Ce paradoxe de faire pour signifier le défaire n'est pas sans me rappeler, de loin, la fameuse phrase de Picasso : "Tout acte de création est d'abord un acte de destruction". Coulure et effilochage, dislocation et dissolution, enfouissement, perte dans la masse, ces expressions de l'évanouissement de la figure dans l'espace ou la matière restent typiques de mes thèmes picturaux; pourtant j'ai voulu que cela prenne ici une dimension plus tragique, de l'ordre de l'inexorable de certaines déliquescences.

Plus que pour d'autres toiles encore, à cause de la densité fourmillante des matières et des réseaux, il est difficile de s'en faire une idée d'après photo seulement.

La notion de "dislocation" n'est pas en l'occurrence sans m'interpeller. Disloquer, c'est littéralement "chasser de sa place". Se disloquer, c'est "perdre son lieu". C'est un peu, à plusieurs degrés, "fuir". C'est en la circonstance un évidement, puisqu' un objet se défait dans son espace, le rendant vacant puis vain, sans légitimité, y laissant toutefois la douleur de son pourrissement, volume-éponge gorgé de son vide grandissant. C'est ainsi que ce qui m'a le plus retenu d'achever cette toile est le doute concernant son pourtour, c'est -à-dire le passage où se joue la légitimité d'un espace se prétendant lieu, mais aussi la frontière par laquelle il garde ou perd contenance.
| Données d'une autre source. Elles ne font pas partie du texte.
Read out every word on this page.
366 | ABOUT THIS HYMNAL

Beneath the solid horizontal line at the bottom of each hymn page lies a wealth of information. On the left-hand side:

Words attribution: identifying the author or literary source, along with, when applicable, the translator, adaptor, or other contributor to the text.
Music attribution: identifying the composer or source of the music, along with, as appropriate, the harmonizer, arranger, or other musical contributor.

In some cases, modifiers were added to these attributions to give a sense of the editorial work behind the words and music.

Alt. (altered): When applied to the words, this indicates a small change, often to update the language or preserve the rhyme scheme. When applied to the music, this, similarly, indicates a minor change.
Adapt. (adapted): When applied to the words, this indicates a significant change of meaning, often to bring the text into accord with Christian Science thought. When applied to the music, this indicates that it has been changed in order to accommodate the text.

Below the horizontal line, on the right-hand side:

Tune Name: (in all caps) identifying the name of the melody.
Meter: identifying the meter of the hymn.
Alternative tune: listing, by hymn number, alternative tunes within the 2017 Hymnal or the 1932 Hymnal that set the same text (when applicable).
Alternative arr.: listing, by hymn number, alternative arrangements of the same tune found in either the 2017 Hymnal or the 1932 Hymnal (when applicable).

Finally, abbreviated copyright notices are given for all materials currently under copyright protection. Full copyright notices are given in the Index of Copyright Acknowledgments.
Ce visage est un lieu qui perd la raison, un être qui n'a petit à petit plus lieu d'être, qui se "déduit" dans l'espace et le temps. L'instantanéité spatiale propre au pictural nous en permet en effet une exploration à la fois temporelle et atemporelle, commutant l'étiolement en recomposition dans un diachronisme qui rend possible une concomitance de l'apparaître et du disparaitre, fixant et étirant tout à la fois la fin du sujet dans l'infini.